University of Notre Dame researchers report evidence that general intelligence is associated with how efficiently and flexibly brain networks coordinate across the whole connectome, rather than being localized to a single “smart” region. The findings, published in Nature Communications, are based on neuroimaging and cognitive data from 831 Human Connectome Project participants and an additional 145 adults from the INSIGHT Study.
For decades, neuroscientists have linked functions such as attention, perception, memory, language and reasoning to specialized brain networks, often studying those systems in isolation. But that approach leaves a central question unresolved: how a unified mind emerges from many specialized parts.
“Neuroscience has been very successful at explaining what particular networks do, but much less successful at explaining how a single, coherent mind emerges from their interaction,” said Aron K. Barbey, the Andrew J. McKenna Family Professor of Psychology at the University of Notre Dame.
A team led by Notre Dame graduate student Ramsey R. Wilcox set out to test predictions from the Network Neuroscience Theory, a framework that argues general intelligence (often called “g”) reflects coordinated activity across the brain’s global network architecture rather than the output of any single brain region.
To evaluate that idea, the researchers analyzed brain imaging and cognitive performance data from 831 adults in the Human Connectome Project. They also examined an independent sample of 145 adults in the INSIGHT Study. By jointly modeling measures of brain structure and intrinsic functional patterns, the team assessed large-scale features of how the brain is organized.
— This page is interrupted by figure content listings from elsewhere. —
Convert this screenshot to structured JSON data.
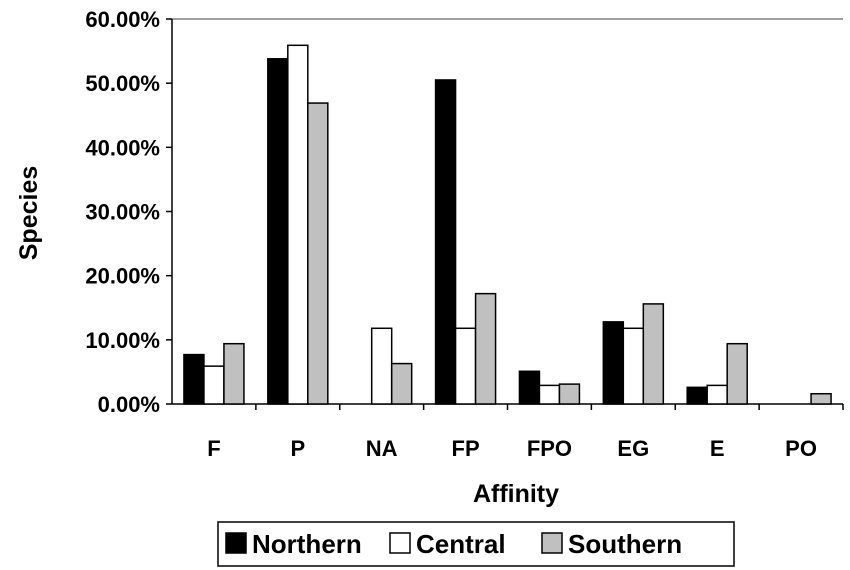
{
  "chart_data": {
    "type": "bar",
    "title": "",
    "xlabel": "Affinity",
    "ylabel": "Species",
    "ylim": [
      0,
      0.6
    ],
    "ytick_values": [
      0,
      0.1,
      0.2,
      0.3,
      0.4,
      0.5,
      0.6
    ],
    "ytick_labels": [
      "0.00%",
      "10.00%",
      "20.00%",
      "30.00%",
      "40.00%",
      "50.00%",
      "60.00%"
    ],
    "categories": [
      "F",
      "P",
      "NA",
      "FP",
      "FPO",
      "EG",
      "E",
      "PO"
    ],
    "series": [
      {
        "name": "Northern",
        "color": "#000000",
        "values": [
          0.077,
          0.538,
          0.0,
          0.505,
          0.051,
          0.128,
          0.026,
          0.0
        ]
      },
      {
        "name": "Central",
        "color": "#ffffff",
        "values": [
          0.059,
          0.559,
          0.118,
          0.118,
          0.029,
          0.118,
          0.029,
          0.0
        ]
      },
      {
        "name": "Southern",
        "color": "#c0c0c0",
        "values": [
          0.094,
          0.469,
          0.063,
          0.172,
          0.031,
          0.156,
          0.094,
          0.016
        ]
      }
    ],
    "grid": false,
    "legend_position": "bottom"
  }
}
The study reported evidence consistent with four core predictions of the theory: that general intelligence (1) engages multiple networks rather than a single network, supporting distributed processing; (2) depends in part on weak, long-range connections that promote efficient global coordination; (3) involves regions that help orchestrate interactions among networks, guiding information flow; and (4) is associated with a small-world network architecture that balances local clustering with short communication paths across the brain.
“We found evidence for system-wide coordination in the brain that is both robust and adaptable,” Wilcox said, adding that such coordination helps set the range of cognitive operations the system can support rather than being tied to any one task.
Barbey said the results argue for a shift away from strictly localist accounts of intelligence. “General intelligence becomes visible when cognition is coordinated,” he said, “when many processes must work together under system-level constraints.”
The paper lists Babak Hemmatian and Lav R. Varshney of Stony Brook University as co-authors.
The researchers also said the findings could inform broader questions about brain development, aging and the effects of diffuse brain injury—cases where large-scale coordination across networks may change. They further suggested the work may have relevance for artificial intelligence research by highlighting system-level organization, not only the scaling of specialized capabilities, as a potential ingredient in more flexible, general-purpose performance.
“Many AI systems can perform specific tasks very well, but they still struggle to apply what they know across different situations,” Barbey said.